Similar results were found in 2,200 patients without documented CAD followed up after exercise testing with dual-isotope SPECT.¹⁰ The event rate (cardiac death or nonfatal MI) in 1,623 patients with normal SPECT studies was 0.3%. Patients with these events had a significantly greater incidence of reversible defects, and an increasing extent and severity of these defects was also associated with higher risk. As in patients with known or suspected CAD, dual-isotope imaging with ²⁰¹Tl and MIBI in this population provided incremental prognostic information compared with clinical and exercise testing variables alone.

Nallamouthu et al²⁵ evaluated the prognostic value of both myocardial perfusion imaging with exercise stress-rest MIBI SPECT and left ventricular systolic function determined by first-pass angiography done with the rest MIBI perfusion study. In 412 patients with intermediate pretest probability of CAD followed up for 17 ± 13 months, an abnormal MIBI perfusion study was associated with a significantly increased incidence of cardiac death or nonfatal MI (13 of 117 patients [11%]), vs only one event in 295 patients with normal studies (0.3%; p < 0.0001). Event-free survival was not significantly different in patients with left ventricular ejection fraction 50% or < 50%.

The prognostic value of exercise MIBI SPECT has also been assessed based on sex and race. In a series of 4,136 consecutive patients (2,742 men and 1,394 women) who underwent exercise testing with dual-isotope SPECT, perfusion imaging added significant prognostic information over clinical and exercise variables in both men and women.²⁶ Event rates for both men and women with normal results of studies and increased clinical risk (prescan likelihood of CAD > 15%) were similar (1.9% vs 0.8%). An abnormal study result, presence of a reversible perfusion defect, and summed scores reflecting the extent and severity of perfusion defects were associated with increased risk of cardiac death and nonfatal MI in both sexes. However, the overall cardiac event rate was greater in women with an abnormal study result than in men (11.5% vs 5.8%; p < 0.0001). Based on this latter finding, the investigators concluded that dual-isotope SPECT is able to risk stratify women more effectively than men.

Travin et al²⁷ reported on 1,226 men and 1,151 women who underwent MIBI SPECT with either exercise or dipyridamole testing. As in other studies, a normal rest-stress MIBI study was associated with a low annual rate of cardiac death or nonfatal MI—1.7% in men and 0.8% in women. Conversely, unlike the earlier study using dual-isotope SPECT,²⁶ this investigation showed that an abnormal MIBI study was associated with a higher rate for these cardiac events in men than in women (7.6% vs 4.1%; p < 0.05).

Possible explanations for the conflicting conclusions of these two large studies^{26 27} regarding the relative ability of an abnormal myocardial perfusion study using MIBI to risk-stratify men and women include differences in their study populations and the types of tests used (exercise dual-isotope SPECT vs exercise or dipyridamole with MIBI SPECT). However, the exact reasons for their different results remain uncertain, and further studies are needed to resolve this issue.
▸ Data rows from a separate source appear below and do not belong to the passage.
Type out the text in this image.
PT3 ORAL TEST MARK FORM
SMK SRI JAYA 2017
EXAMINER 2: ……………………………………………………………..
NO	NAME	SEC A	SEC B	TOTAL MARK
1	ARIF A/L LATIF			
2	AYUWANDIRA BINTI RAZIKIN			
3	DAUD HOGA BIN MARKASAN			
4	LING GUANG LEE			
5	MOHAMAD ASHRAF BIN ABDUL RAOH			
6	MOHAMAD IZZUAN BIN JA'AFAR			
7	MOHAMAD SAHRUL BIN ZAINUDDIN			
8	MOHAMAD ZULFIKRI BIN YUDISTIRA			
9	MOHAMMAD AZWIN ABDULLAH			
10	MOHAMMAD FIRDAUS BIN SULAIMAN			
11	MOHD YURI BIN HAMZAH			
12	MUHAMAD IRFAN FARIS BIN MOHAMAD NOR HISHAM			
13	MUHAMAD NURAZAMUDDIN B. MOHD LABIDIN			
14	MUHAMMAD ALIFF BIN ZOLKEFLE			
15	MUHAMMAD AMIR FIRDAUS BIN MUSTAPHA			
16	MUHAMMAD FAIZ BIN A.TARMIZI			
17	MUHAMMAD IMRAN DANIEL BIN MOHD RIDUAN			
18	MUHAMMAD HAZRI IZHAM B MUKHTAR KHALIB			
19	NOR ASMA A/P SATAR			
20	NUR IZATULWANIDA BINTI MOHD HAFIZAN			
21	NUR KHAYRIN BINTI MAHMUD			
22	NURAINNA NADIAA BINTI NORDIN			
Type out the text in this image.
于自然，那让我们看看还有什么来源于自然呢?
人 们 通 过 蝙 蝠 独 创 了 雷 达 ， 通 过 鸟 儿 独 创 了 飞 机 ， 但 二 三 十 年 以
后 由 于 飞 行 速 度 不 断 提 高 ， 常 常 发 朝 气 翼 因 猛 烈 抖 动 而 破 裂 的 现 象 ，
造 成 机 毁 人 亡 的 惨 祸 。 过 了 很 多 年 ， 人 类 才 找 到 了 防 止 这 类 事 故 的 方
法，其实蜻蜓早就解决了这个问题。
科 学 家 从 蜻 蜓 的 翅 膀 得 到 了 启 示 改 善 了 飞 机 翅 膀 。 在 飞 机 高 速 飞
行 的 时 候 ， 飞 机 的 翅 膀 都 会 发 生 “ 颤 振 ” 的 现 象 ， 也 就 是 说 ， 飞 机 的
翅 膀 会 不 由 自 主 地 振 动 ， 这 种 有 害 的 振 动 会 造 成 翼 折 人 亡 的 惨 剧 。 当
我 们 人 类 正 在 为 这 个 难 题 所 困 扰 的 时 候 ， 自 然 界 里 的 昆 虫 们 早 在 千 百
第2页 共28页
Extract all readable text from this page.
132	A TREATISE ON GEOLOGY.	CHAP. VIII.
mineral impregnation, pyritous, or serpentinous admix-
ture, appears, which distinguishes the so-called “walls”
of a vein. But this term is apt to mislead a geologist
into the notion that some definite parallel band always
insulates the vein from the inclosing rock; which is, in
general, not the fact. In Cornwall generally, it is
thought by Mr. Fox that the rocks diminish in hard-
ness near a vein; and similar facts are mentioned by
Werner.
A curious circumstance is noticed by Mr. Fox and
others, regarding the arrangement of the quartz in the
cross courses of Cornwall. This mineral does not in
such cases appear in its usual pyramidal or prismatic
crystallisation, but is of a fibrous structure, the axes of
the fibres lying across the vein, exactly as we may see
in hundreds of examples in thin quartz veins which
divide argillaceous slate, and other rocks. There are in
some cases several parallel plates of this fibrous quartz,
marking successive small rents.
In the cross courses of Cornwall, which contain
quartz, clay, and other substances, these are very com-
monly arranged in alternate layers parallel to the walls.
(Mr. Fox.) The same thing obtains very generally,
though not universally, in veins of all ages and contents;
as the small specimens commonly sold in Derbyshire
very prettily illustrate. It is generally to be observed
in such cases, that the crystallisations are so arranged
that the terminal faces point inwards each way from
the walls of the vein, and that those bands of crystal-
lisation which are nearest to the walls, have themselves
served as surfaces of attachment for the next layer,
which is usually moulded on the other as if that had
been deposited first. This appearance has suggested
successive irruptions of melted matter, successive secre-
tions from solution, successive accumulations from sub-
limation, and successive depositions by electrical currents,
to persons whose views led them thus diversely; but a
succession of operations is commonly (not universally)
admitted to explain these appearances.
The prognostic value of exercise or pharmacologic MIBI SPECT was compared in 864 white and 222 African-American patients with stable angina pectoris.²⁸ The latter had a greater incidence of cardiac events (2.3% vs 1.0%; not significant [NS]) and all-cause mortality (11.6% vs 4.2%; p < 0.05) than whites. Normal MIBI studies were seen in 36% of whites and 39% of African-Americans (NS), and similar rates of cardiac death or nonfatal MI were also found in both groups. In patients with abnormal MIBI studies, these cardiac events occurred in 11.8% of whites and 11.0% of African-Americans (NS). Both groups also had similar rates of all-cause mortality (10.0% in whites and 11.8% in African-Americans). Overall, MIBI SPECT provided similar prognostic information in both groups, with patients with abnormal study findings demonstrating a significantly greater risk of cardiac death or nonfatal MI than those with normal scans did.

Limited data are currently available comparing the prognostic value of exercise MIBI studies to other noninvasive tests for evaluating CAD, such as exercise echocardiography and electron-beam CT (EBCT). These alternative tests have the potential advantages of being less costly to perform than exercise MIBI SPECT, and providing additional diagnostic information (eg, assessing possible valvular disease with echocardiography).

Patients with CAD undergoing stress echocardiography may have wall motion abnormalities at rest. They may develop new or worsened wall motion abnormalities with exercise, indicating myocardial ischemia. Studies of patients undergoing both exercise echocardiography and either ²⁰¹Tl or MIBI SPECT imaging indicate a tendency for myocardial perfusion imaging to have a slightly greater sensitivity but lower specificity than echocardiography for detecting CAD.^{29 30 31}

Reports involving patients who performed exercise testing with either myocardial perfusion scintigraphy or echocardiography have shown comparable rates of late cardiac events when either type of imaging study was abnormal. As with ²⁰¹Tl and MIBI imaging, a normal stress echocardiogram has also generally been associated with a benign prognosis regarding subsequent cardiac death or MI, with an annual event rate of about 1%.^{32 33 34} However, at present (to our knowledge), no large studies have directly compared the prognostic value of exercise echocardiography and myocardial perfusion imaging using ²⁰¹Tl or MIBI in the same patients, particularly in specific populations (eg, those at low, intermediate, or high clinical risk of having CAD).³⁵ Thus, the relative ability of each kind of test to predict risk of late cardiac events remains uncertain.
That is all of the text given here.